10 Duplicate Content Scenarios and How To Solve Them

Written by and published



Sometimes it’s easier to define something by explaining what it is not. Take duplicate content, for example.

Duplicate content is not inherently bad.

After all, Google, Yahoo! and Bing introduced the rel=canonical link element in 2009. When used correctly, that should be the end of the duplicate content story. Yet, confusion continues.

Syndication Stirs the Pot

LinkedIn inadvertently made this very “old news” new again when it began allowing its members to post content, original or republished, on its platform.

I embraced the opportunity. I knew that search engines can discern which web page was the original source document based on when it was crawled. Concerns regarding duplicate content didn’t enter my mind. Yet, someone asked me recently:

If I re-publish my post on LinkedIn, will I be penalized for duplicate content?

Shortly after, I was hoping to secure the role of guest contributor on a mainstream marketing blog. Because of the time investment required to write quality, original content, I asked the editor if she would be interested in republishing a few of my marketing-oriented posts. She said:

Not unless they are completely original. We don’t want to be penalized for duplicate content.

Twice now someone had voiced concern about being penalized for duplicate content.

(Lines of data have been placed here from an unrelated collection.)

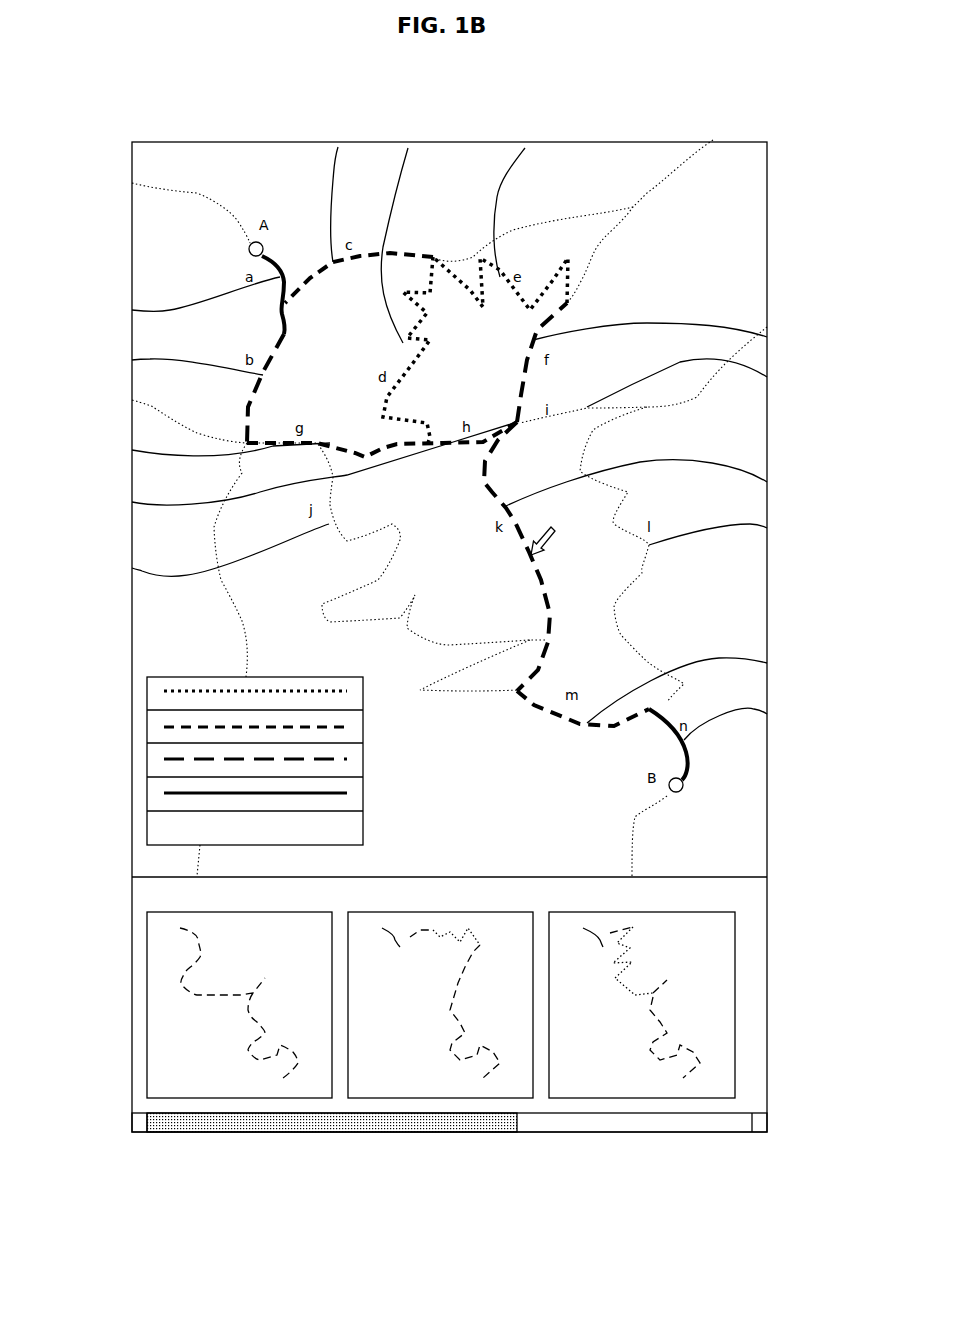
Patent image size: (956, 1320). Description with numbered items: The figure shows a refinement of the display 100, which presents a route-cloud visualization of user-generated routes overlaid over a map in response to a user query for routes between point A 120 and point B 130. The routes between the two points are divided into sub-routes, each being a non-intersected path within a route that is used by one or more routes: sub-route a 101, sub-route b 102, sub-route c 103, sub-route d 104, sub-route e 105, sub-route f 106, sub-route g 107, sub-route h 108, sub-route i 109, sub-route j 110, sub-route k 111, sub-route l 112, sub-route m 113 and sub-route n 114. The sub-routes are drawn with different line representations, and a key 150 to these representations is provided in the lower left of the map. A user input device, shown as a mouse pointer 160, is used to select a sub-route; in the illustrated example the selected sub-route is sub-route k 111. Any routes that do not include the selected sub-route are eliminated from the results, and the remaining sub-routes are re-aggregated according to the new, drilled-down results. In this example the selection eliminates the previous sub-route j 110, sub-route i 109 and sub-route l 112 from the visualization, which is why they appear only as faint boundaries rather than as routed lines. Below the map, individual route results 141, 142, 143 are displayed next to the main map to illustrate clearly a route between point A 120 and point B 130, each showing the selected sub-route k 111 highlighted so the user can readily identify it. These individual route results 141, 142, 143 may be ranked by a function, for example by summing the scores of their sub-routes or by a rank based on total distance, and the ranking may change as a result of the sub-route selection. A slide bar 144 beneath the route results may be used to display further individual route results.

The display 100 is at (162, 142).
The point A 120 is at (249, 253).
The sub-route a 101 is at (132, 310).
The sub-route b 102 is at (132, 360).
The sub-route c 103 is at (338, 147).
The sub-route d 104 is at (408, 148).
The sub-route e 105 is at (525, 148).
The sub-route f 106 is at (767, 337).
The sub-route g 107 is at (132, 450).
The sub-route h 108 is at (132, 502).
The sub-route i 109 is at (767, 377).
The sub-route j 110 is at (132, 568).
The sub-route k 111 is at (767, 482).
The sub-route l 112 is at (767, 528).
The sub-route m 113 is at (767, 663).
The sub-route n 114 is at (767, 714).
The point B 130 is at (683, 785).
The key 150 is at (147, 762).
The mouse pointer 160 is at (553, 533).
The individual route result 141 is at (147, 1013).
The individual route result 142 is at (432, 912).
The individual route result 143 is at (670, 1100).
The slide bar 144 is at (248, 1133).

Time to clear a few things up.

Jargon Perpetuates the Myth

First, a word about the word “penalty.”

There’s a difference between:

  • penalties, which may lead to de-indexing of a web page or an entire website,
  • algorithm updates, which may affect a website’s SERP rankings; and
  • filtering, which means Google knows about pages but doesn’t display them in SERPs.

A penalty is strictly a manual, human action taken by Google’s web spam team. You know one when you get one. Literally. You’ll get a notice from Google Webmaster Tools.

Often, people say they have been penalized by Google when really they mean that they were affected by an algorithm update. Or they worry about penalties when really they’re afraid their content won’t rank well.

For example, Google’s Panda algorithm update affected websites with low quality content. A percentage of web pages were de-indexed or dropped in the SERP rankings by hundreds of positions. Sites guilty of publishing low quality content are often guilty of publishing excessive duplicate content too.

While you can’t know in advance if a website’s pages will be filtered, you can perform a site:websitename.com search in the Google search box to determine if pages are being omitted. This example shows 19 pages of 1,370 results (not shown) that Google knows about, so we know quite a few pages are being filtered out.

Google Filtering Out Duplicate Content Results
When you click on repeat the search with omitted results included for this site, a full 20 pages of URLs are being filtered! What a missed opportunity because of duplicate content issues.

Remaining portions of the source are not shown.